Consider we look at the following summation:

$\displaystyle\sum_{0 \leq i < n} f( x_i )$

We can transform this definition directly into a for statement that sets the bound variable to all of the values in the range, and does some processing on each value of the list of integers, $x$ .

This is the Python implementation of Sigma. This computes two values, the sum, s and the number of elements, n.

s = sum(theList)
n = len(theList)

When computing the standard deviation, we do something that has the following overall pattern:

s = sum(f(x) for x in theList)
n = len(theList)

Where the $f(x)$ calculation computes the measure of deviation from the average.

Statistical Algorithms¶

We’ll look at two important algorithms:

mean, and
standard deviation.

Mean¶

Computing the mean of a list of values, x, is relatively simple. The mean is the sum of the values divided by the number of values in the list. Here’s the formal definition of the mean, $\mu$ , of a list of values, $x$ . There are $n$ items in the list, $x = x_0, x_1, x_2, \dots, x_{n-1}$ .

$\mu_x = \dfrac{\displaystyle\sum_{0 \leq i < n}x_i}{n}$

The definition of the $\Sigma$ mathematical operator leads us to the following method for computing the mean:

sum(self)/len(self)

This matches the mathematical definition nicely.

Standard Deviation¶

The standard deviation can be done a few ways. We’ll use the formula shown below. This computes a deviation measurement as the square of the difference between each sample and the mean.

The sum of these measurements is then divided by the number of values times the number of degrees of freedom to get a standardized deviation measurement.

Again, the formula summarizes the for statement, so we’ll show the formula followed by an overview of the code.

$\sigma_x = \sqrt{ \frac{\displaystyle\sum_{0 \leq i < n}(x_i - \mu_x)^2}{n-1} }$

The definition of the $\Sigma$ mathematical operator leads us to the following method for computing the standard deviation:

We can use a generator expression to compute the squares of the deviations from the mean. The expression (x-m)**2 for x in self is a sequence of values. The sum() function can sum this sequence.

m = mean(x)
math.sqrt(sum((x-m)**2 for x in self) / (len(self)-1))

This seems to match the mathematical definition nicely.

IntegerStatistics Design¶

class IntegerStatistics(list)¶

IntegerStatistics computes several simple descriptive statistics of int values in a list.

This extends list with some additional methods.

Constructors¶

Since this class extends the built-in list, we’ll leverage the existing constructor.

Methods¶

IntegerStatistics.mean(self) → float¶: Computes the mean of the List of values.

IntegerStatistics.stdev(self) → float¶: Computes the standard deviation of the List values.

Statistics Deliverables¶

There are three deliverables for this exercise.
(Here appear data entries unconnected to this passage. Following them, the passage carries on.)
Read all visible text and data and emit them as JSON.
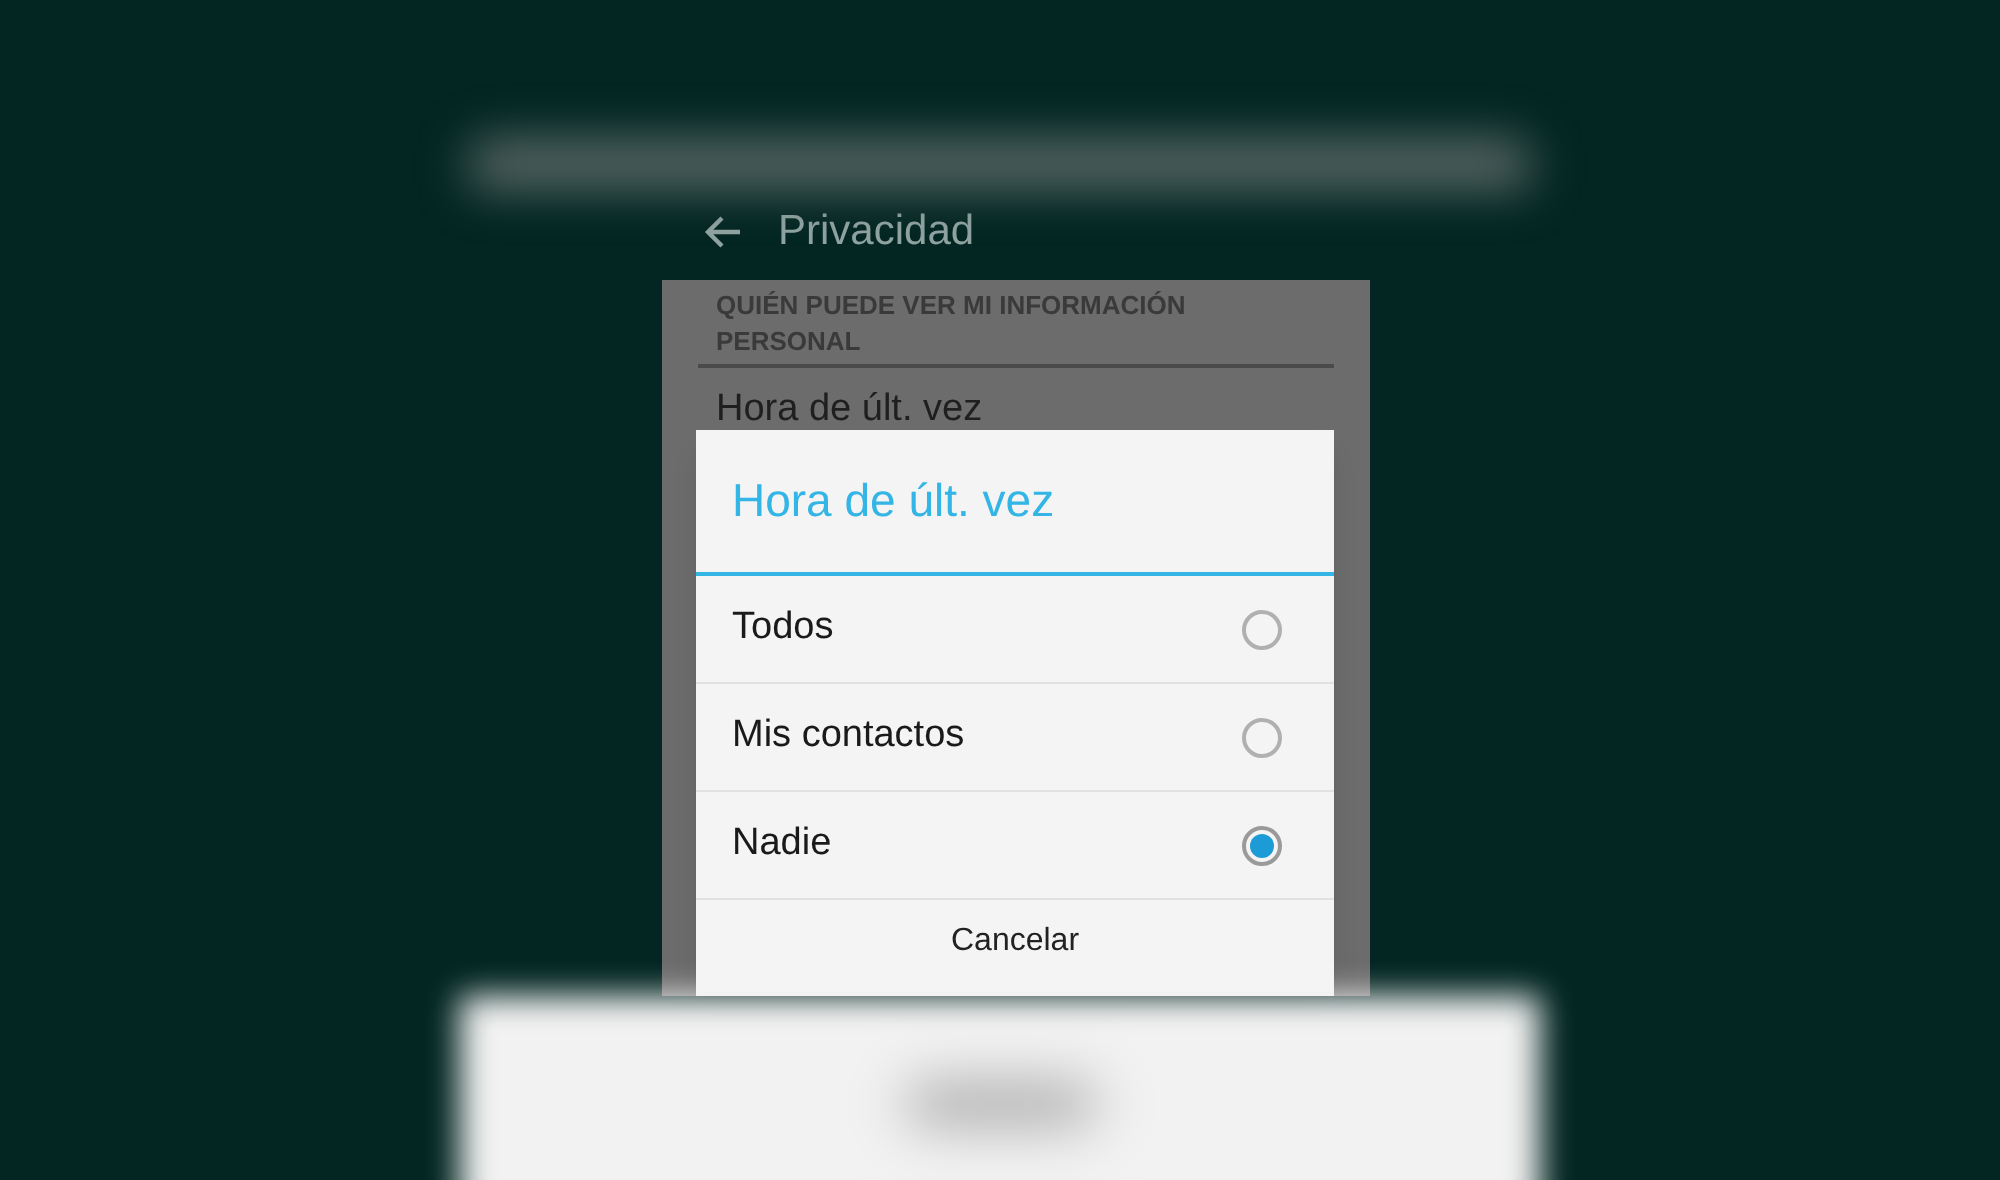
{
  "header": {
    "title": "Privacidad"
  },
  "section": {
    "heading": "QUIÉN PUEDE VER MI INFORMACIÓN PERSONAL",
    "items": [
      "Hora de últ. vez"
    ]
  },
  "dialog": {
    "title": "Hora de últ. vez",
    "options": [
      {
        "label": "Todos",
        "selected": false
      },
      {
        "label": "Mis contactos",
        "selected": false
      },
      {
        "label": "Nadie",
        "selected": true
      }
    ],
    "cancel": "Cancelar"
  }
}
These classes will include the complete Python docstring.

The IntegerStatistics class.
A unit test of the IntegerStatistics class.
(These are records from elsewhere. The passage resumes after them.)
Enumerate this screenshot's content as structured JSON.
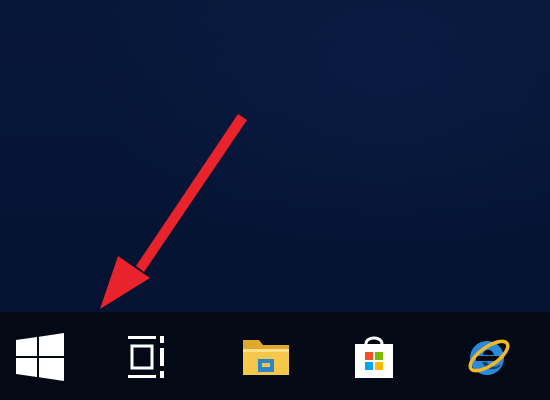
{
  "desktop": {
    "background_color": "#061638",
    "annotation_arrow_color": "#e8232b",
    "annotation_target": "start-button"
  },
  "taskbar": {
    "background_color": "#030a16",
    "items": [
      {
        "id": "start",
        "icon": "windows-logo-icon",
        "color": "#ffffff"
      },
      {
        "id": "task-view",
        "icon": "task-view-icon",
        "color": "#ffffff"
      },
      {
        "id": "file-explorer",
        "icon": "folder-icon",
        "color": "#f5c84c"
      },
      {
        "id": "microsoft-store",
        "icon": "store-bag-icon",
        "color": "#ffffff"
      },
      {
        "id": "internet-explorer",
        "icon": "internet-explorer-icon",
        "color": "#2a8ad9"
      }
    ]
  }
}
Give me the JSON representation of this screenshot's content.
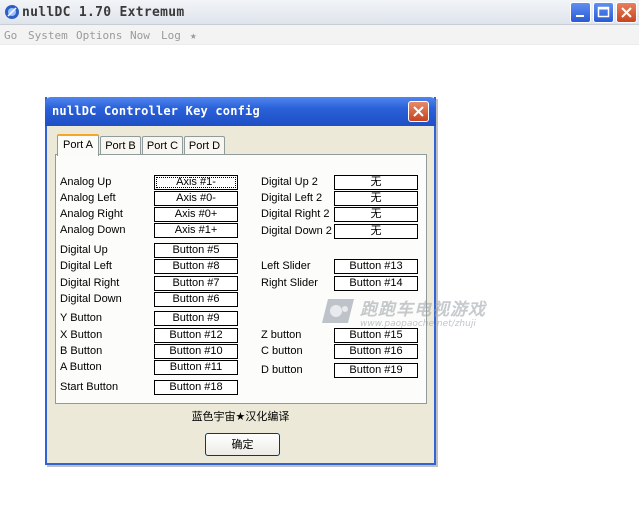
{
  "app": {
    "title": "nullDC 1.70 Extremum",
    "menu": [
      "Go",
      "System",
      "Options",
      "Now",
      "Log",
      "★"
    ]
  },
  "dialog": {
    "title": "nullDC Controller Key config",
    "tabs": [
      "Port A",
      "Port B",
      "Port C",
      "Port D"
    ],
    "active_tab": "Port A",
    "left_column": [
      {
        "label": "Analog Up",
        "value": "Axis #1-"
      },
      {
        "label": "Analog Left",
        "value": "Axis #0-"
      },
      {
        "label": "Analog Right",
        "value": "Axis #0+"
      },
      {
        "label": "Analog Down",
        "value": "Axis #1+"
      },
      {
        "label": "Digital Up",
        "value": "Button #5"
      },
      {
        "label": "Digital Left",
        "value": "Button #8"
      },
      {
        "label": "Digital Right",
        "value": "Button #7"
      },
      {
        "label": "Digital Down",
        "value": "Button #6"
      },
      {
        "label": "Y Button",
        "value": "Button #9"
      },
      {
        "label": "X Button",
        "value": "Button #12"
      },
      {
        "label": "B Button",
        "value": "Button #10"
      },
      {
        "label": "A Button",
        "value": "Button #11"
      },
      {
        "label": "Start  Button",
        "value": "Button #18"
      }
    ],
    "right_column": [
      {
        "label": "Digital Up 2",
        "value": "无"
      },
      {
        "label": "Digital Left 2",
        "value": "无"
      },
      {
        "label": "Digital Right 2",
        "value": "无"
      },
      {
        "label": "Digital Down 2",
        "value": "无"
      },
      {
        "label": "Left Slider",
        "value": "Button #13"
      },
      {
        "label": "Right Slider",
        "value": "Button #14"
      },
      {
        "label": "Z button",
        "value": "Button #15"
      },
      {
        "label": "C button",
        "value": "Button #16"
      },
      {
        "label": "D button",
        "value": "Button #19"
      }
    ],
    "footer_text": "蓝色宇宙★汉化编译",
    "ok_label": "确定"
  },
  "watermark": {
    "text": "跑跑车电视游戏",
    "url": "www.paopaoche.net/zhuji"
  },
  "colors": {
    "dialog_title_blue": "#2a60d8",
    "active_tab_accent": "#f6a72a",
    "close_red": "#c5431f"
  }
}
Prepare some simple list (or tuple) of test data.

The results can be checked with a spreadsheet
An update to the overall Simulator instance to use an IntegerStatistics object to compute the mean and standard deviation of the peak stake. It also computes the mean and standard deviation of the length of each session of play.

Here is some standard deviation unit test data.

Sample Value
10
8
13
9
11
14
6
4
12
7
5

Here are some intermediate results and the correct answers given to 6 significant digits. Your answers should be the same to the precision shown.

sum: 99
count: 11
mean: 9.0
sum (x-m)**2: 110.0
stdev: 3.317

Looking Forward¶

The key feature of this simulator is introducing different kinds of betting strategies. Let’s look at a player that bets at random. It’s important to compare random betting against the persistent better of the Passenger57 class. The house edge is the same and the performance of the two strategies should be very similar.